There is not ONE solution, ONE plan, ONE best way of responding to the challenges that Africa faces. They are, of course, not totally comparable with the challenges Europe faced after World War II. But they require the same mobilisation of effort.

This Marshall Plan is also an expression of our will and of our optimism that we can truly find a path to peace and development in our cooperation between Europe and Africa. It must be an overarching and integrated strategy of the European Union and its member states and the states of the African Union. The focus will be on fair trade, more private investment, more bottom-up economic development, more entrepreneurial spirit and, above all, more jobs and employment.

African ownership must be strengthened and the days of “aid” and of “donors and recipients” put behind us. The EU and its member states want to engage in a partnership between equals. That means reaching a new agreement on political, economic, social and cultural cooperation. Our starting point will be the African Union’s Agenda 2063.

Our aim is an Africa that is both prosperous and at peace, where development benefits all and is powered by the African people. We want African solutions to African challenges.

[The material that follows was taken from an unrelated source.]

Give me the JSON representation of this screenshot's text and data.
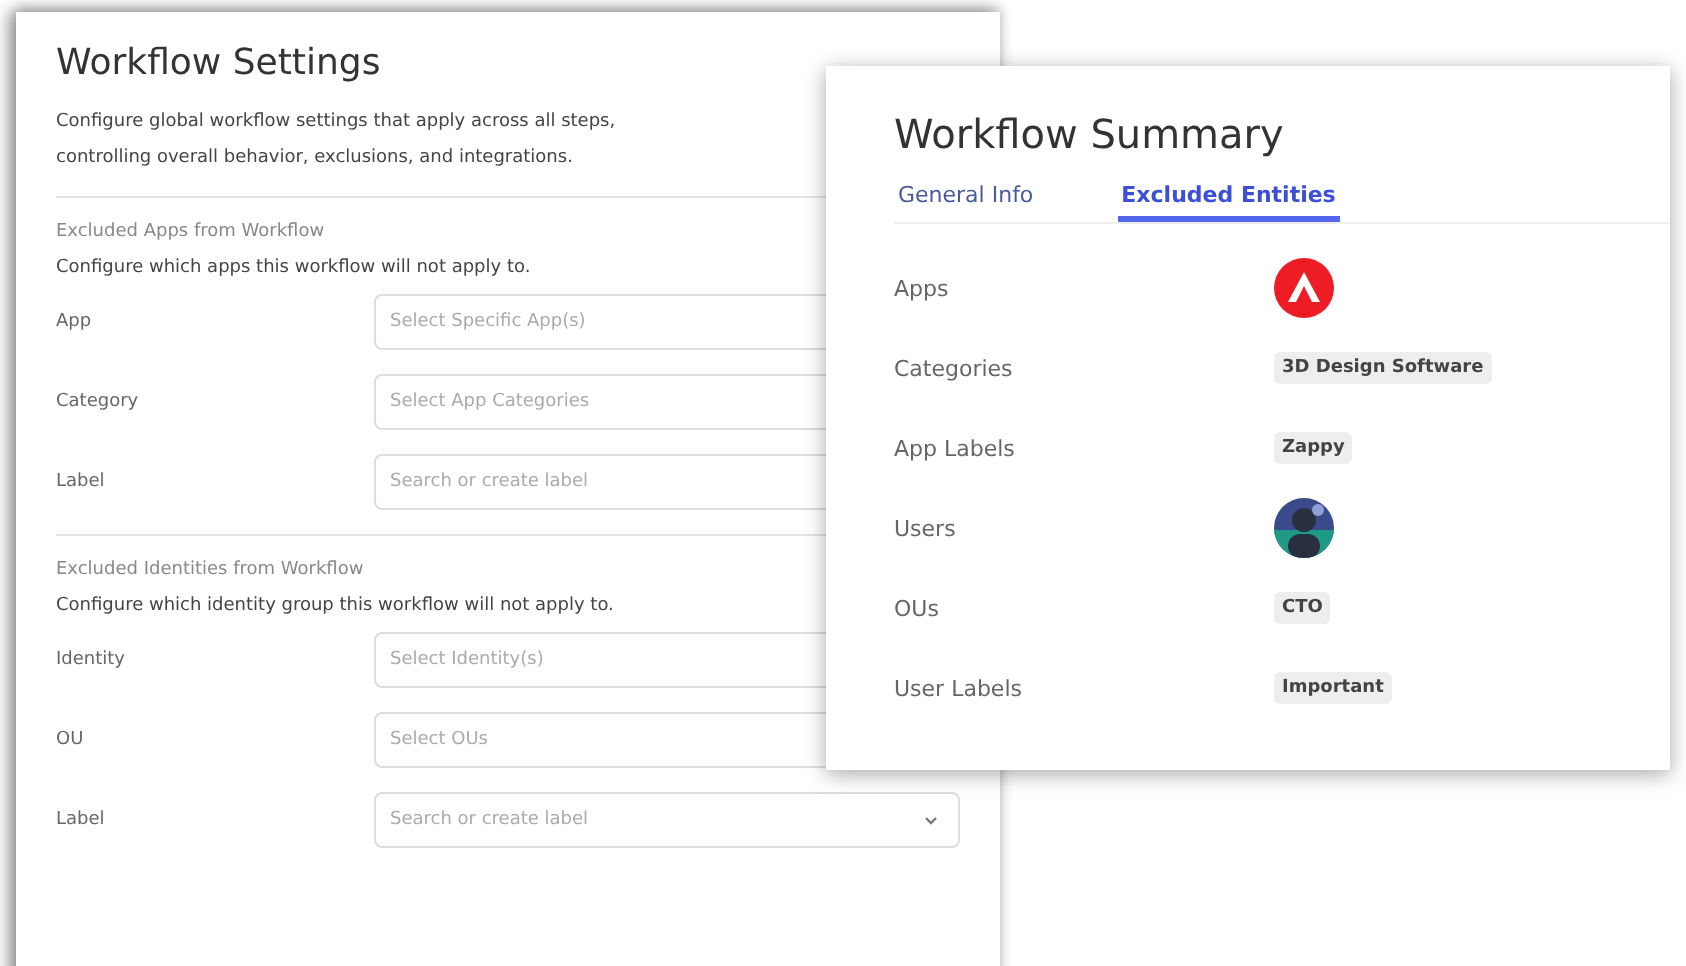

As we enter this key year for Africa, we call on all our African partners, all experts in civil society – from business, research and science, the media, churches, business associations – and all those engaged in the various policy fields that are vital to the success of the Marshall Plan. We invite you to join in the discussion on these suggestions and solutions. Help us move them forward. We plan to stage a number of special events and invite everyone to engage in an online dialogue.